簡樂生看著那個牧民獸醫站。
兩間平房,旁邊是臭烘烘的牲畜欄,中午陽光直射,空氣里都是動物糞便的味道。
他想起劉卉說的,每天和畜生打交道,手塞到畜生□□里幫它們通便。
他簡樂生的兒子。
一個沒管,一個管了,但似乎都沒什麼用。
「進去吧。」他和他的秘書說。
第一次,覺得自己老了。
累積了半世的財產,連衣缽都沒人繼承了。
但這不包括他進去後,聽到簡南說的那些話。
「你,說什麼?」他連跟著自己幾十年的秘書都支出去了,嘴唇一直在抖。
「我有PTSD,不能撒謊,一旦撒謊就會吐。」簡南不想再重複一遍了,證據都給他了,他再問再確認,事實就是事實,不會再變了。
他不能撒謊,所以他剛才說的每一個字,都是真的。
「可是她叫劉卉!」簡樂生突然就大聲了,仿佛只有大聲說話,才能壓下心裡的驚慌。
「劉卉死後第三年,李珍就改名了。」簡南抽出一疊資料其中的一張紙,「這是改名的記錄。」
他們是戀愛結婚的。
劉卉長得很好看,穿著白色連衣裙手裡拿著冰淇淋,笑眯眯的從他面前走過,他就迷上了。
追的時候花了不少力氣,因為劉卉家裡家底很厚,而他只不過一個剛剛下海白手起家的年輕後生,他經常進出劉卉家,對神智不是特別清楚但是為人和善的劉卉媽媽印象很深。
老太太特別喜歡招待人吃飯,每次都是一大桌子菜。
至於劉卉,除了漂亮,其他的就和他們那個年代大部分的女孩子差不多,話不太多,性格很悶,膽子挺小,沒什麼主見。
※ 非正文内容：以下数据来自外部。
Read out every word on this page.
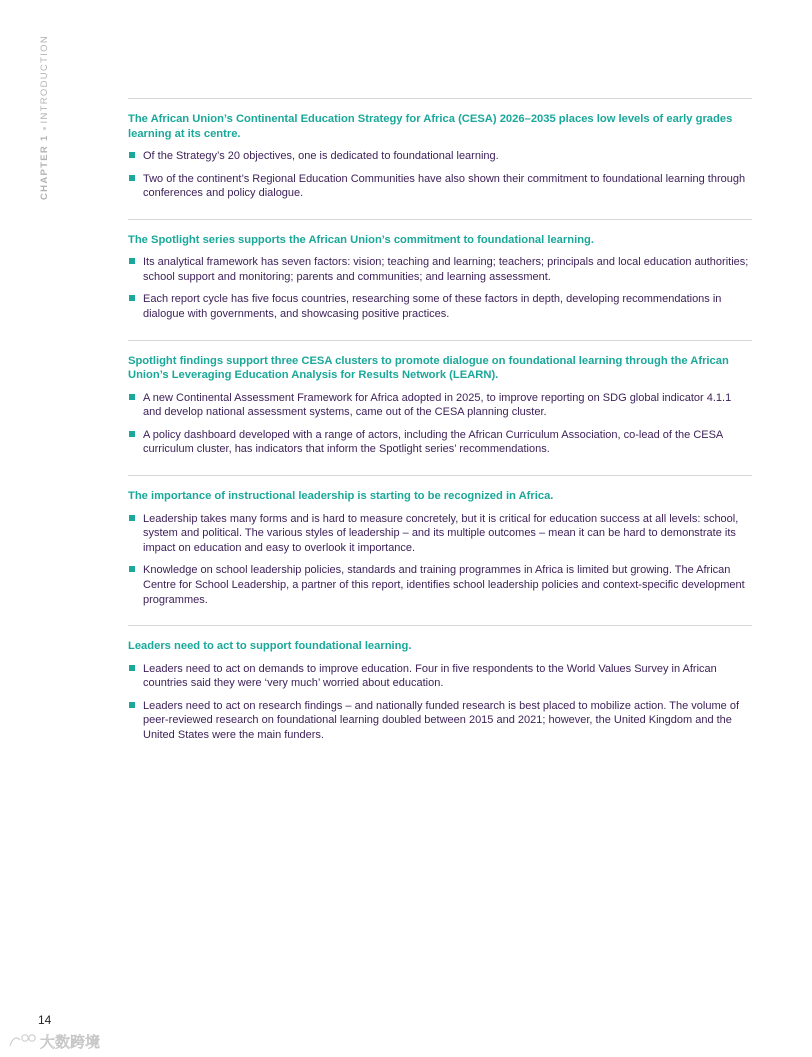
CHAPTER 1INTRODUCTION	The African Union’s Continental Education Strategy for Africa (CESA) 2026–2035 places low levels of early grades learning at its centre.

Of the Strategy’s 20 objectives, one is dedicated to foundational learning.
Two of the continent’s Regional Education Communities have also shown their commitment to foundational learning through conferences and policy dialogue.

The Spotlight series supports the African Union’s commitment to foundational learning.

Its analytical framework has seven factors: vision; teaching and learning; teachers; principals and local education authorities; school support and monitoring; parents and communities; and learning assessment.
Each report cycle has five focus countries, researching some of these factors in depth, developing recommendations in dialogue with governments, and showcasing positive practices.

Spotlight findings support three CESA clusters to promote dialogue on foundational learning through the African Union’s Leveraging Education Analysis for Results Network (LEARN).

A new Continental Assessment Framework for Africa adopted in 2025, to improve reporting on SDG global indicator 4.1.1 and develop national assessment systems, came out of the CESA planning cluster.
A policy dashboard developed with a range of actors, including the African Curriculum Association, co-lead of the CESA curriculum cluster, has indicators that inform the Spotlight series’ recommendations.

The importance of instructional leadership is starting to be recognized in Africa.

Leadership takes many forms and is hard to measure concretely, but it is critical for education success at all levels: school, system and political. The various styles of leadership – and its multiple outcomes – mean it can be hard to demonstrate its impact on education and easy to overlook it importance.
Knowledge on school leadership policies, standards and training programmes in Africa is limited but growing. The African Centre for School Leadership, a partner of this report, identifies school leadership policies and context-specific development programmes.

Leaders need to act to support foundational learning.

Leaders need to act on demands to improve education. Four in five respondents to the World Values Survey in African countries said they were ‘very much’ worried about education.
Leaders need to act on research findings – and nationally funded research is best placed to mobilize action. The volume of peer-reviewed research on foundational learning doubled between 2015 and 2021; however, the United Kingdom and the United States were the main funders.
14
大数跨境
結了婚以後,一開始的新鮮感過去了,他就又回到了外面的花花世界,生了簡南之後,他們之間的交流就變得更少了。
其實,要不是那場火災,要不是劉卉出獄了以後又來找他,他都快要忘記劉卉的長相。
五十歲的女人,因為一場牢獄,憔悴了很多,也老了不少,看起來倒是有些楚楚動人。
他不否認他重新接觸劉卉,是因為大男子主義。
這個女人曾經是他的妻子,現在落魄了,他無關痛癢的搭一把手,滿足了很多男性自尊。
直到今天簡南說出來的那些話,他給他的那一疊資料。
他的前妻,叫李珍。
毀了他第一個兒子,又毀掉了他第二個兒子。
「你……有證據麼?」曾經的枕邊人,曾經他低聲下氣追求到的他以為的大戶人家的獨生女,其實只是一個不知名小村莊出來的保姆,小學都沒畢業的那一種。
簡南沒回答。
簡樂生需要的不是證據,而是安慰。
安慰,他給不了。
「你……告訴我這些是為了救你弟弟?」簡樂生又問。
快六十歲的男人,一直以來意氣風發,現在看起來居然比謝教授還要老了。